Now, next to Jackson under the camo netting of our command tent, I sit down on a wooden crate. It shifts under me, creaking and groaning. It smells like overripe bananas, which isn’t a good combination with the chili pepper still in my throat, or with the nausea welling up because I walked the twenty feet from my room to the tent. Amanda’s right there next to me, her hand on my forearm and her other offering water and a cocktail of pills.

I don’t argue. Trusting her with my life isn’t a hard thing for me to do. Whatever she’s feeding me helps and I don’t think using what little brain power I have left to research the drugs is worth my time.

“We could meet in your… room,” Tony says, pointing over my shoulder. He offers every time, calling it “my room” even though he wants to say “your box.” He’s a good kid, way too young to be running the tech group, but he’s a good leader. Better than Jackson, to be honest. I know the older man’s been training Tony, making sure he’s involved in all the decisions, so if anything happens, he’ll know how to take charge.

But he’s still a kid and the smell of sick people makes him fidget, so I come out into the evening air.
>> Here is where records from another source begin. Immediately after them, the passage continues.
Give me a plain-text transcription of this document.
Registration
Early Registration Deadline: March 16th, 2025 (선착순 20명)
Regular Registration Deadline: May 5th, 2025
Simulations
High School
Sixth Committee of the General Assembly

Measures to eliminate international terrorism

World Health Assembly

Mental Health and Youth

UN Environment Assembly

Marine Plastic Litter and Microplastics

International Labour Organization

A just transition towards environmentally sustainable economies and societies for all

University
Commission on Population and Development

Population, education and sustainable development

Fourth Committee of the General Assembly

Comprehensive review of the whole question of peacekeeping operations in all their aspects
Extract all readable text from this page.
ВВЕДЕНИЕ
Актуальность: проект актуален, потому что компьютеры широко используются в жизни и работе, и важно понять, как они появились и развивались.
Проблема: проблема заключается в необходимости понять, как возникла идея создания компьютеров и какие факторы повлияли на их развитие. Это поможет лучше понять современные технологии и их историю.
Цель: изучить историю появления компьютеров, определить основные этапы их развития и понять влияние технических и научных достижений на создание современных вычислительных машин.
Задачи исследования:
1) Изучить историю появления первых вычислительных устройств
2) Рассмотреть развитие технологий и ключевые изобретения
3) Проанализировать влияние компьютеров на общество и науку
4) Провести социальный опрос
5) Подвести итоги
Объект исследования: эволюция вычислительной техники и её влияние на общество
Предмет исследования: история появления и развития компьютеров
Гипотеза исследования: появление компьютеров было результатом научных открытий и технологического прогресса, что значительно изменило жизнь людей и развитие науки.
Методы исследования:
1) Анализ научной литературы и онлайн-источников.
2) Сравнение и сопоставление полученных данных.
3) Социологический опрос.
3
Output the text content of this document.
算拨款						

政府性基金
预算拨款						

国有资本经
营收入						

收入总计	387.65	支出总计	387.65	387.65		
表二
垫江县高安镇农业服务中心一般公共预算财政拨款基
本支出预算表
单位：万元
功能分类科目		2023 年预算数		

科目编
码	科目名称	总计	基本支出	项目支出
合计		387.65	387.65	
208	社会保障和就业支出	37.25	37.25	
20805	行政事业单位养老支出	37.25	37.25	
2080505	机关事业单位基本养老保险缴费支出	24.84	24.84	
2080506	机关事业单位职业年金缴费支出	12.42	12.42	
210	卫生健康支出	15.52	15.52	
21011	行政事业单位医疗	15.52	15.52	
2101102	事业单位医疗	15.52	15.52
It’s the least I can do. “Amanda wants me to breathe fresh air, right?”

She looks at me as if to say “No, I want you to rest,” but she and I have had this conversation. “Right,” she says, and nods toward Tony.

She’s got a good fifteen years on him but I know they have a thing. A little bit of happiness is good for both of them.

“What do you have?” Jackson asks. He’s been antsy, wondering when this rail depot will come alive, the trains moving out to sustainably ship zombie cargo to zombie cities, despite all of Tony’s work to camouflage the yard’s programming.

“Everything’s holding,” I say. We’re safe here, at least for a little longer. But Jefferies had thought the same thing about St. Petersburg.

Jackson fiddles with a loose nail in the side of his crate. His fingernail flicks over it in a steady clicking cadence. “Sanderson and her group came back about an hour ago with canned food.” Jackson shrugs. “What the hell are the zombs eating?”

They weren’t
eating
so much anymore as
consuming
. We’d seen them take in a slurry no one wants to talk about. No one wants to know what it’s made of.

I shake my head as I look down at the rail yard gravel under our feet, feeling sick to my stomach again. Usually the meds Amanda gave me kick in by now. They mess with my thinking, but the pain and itching messes with it more. I wonder if the meds will ever work again, now that I’ve started coughing blood.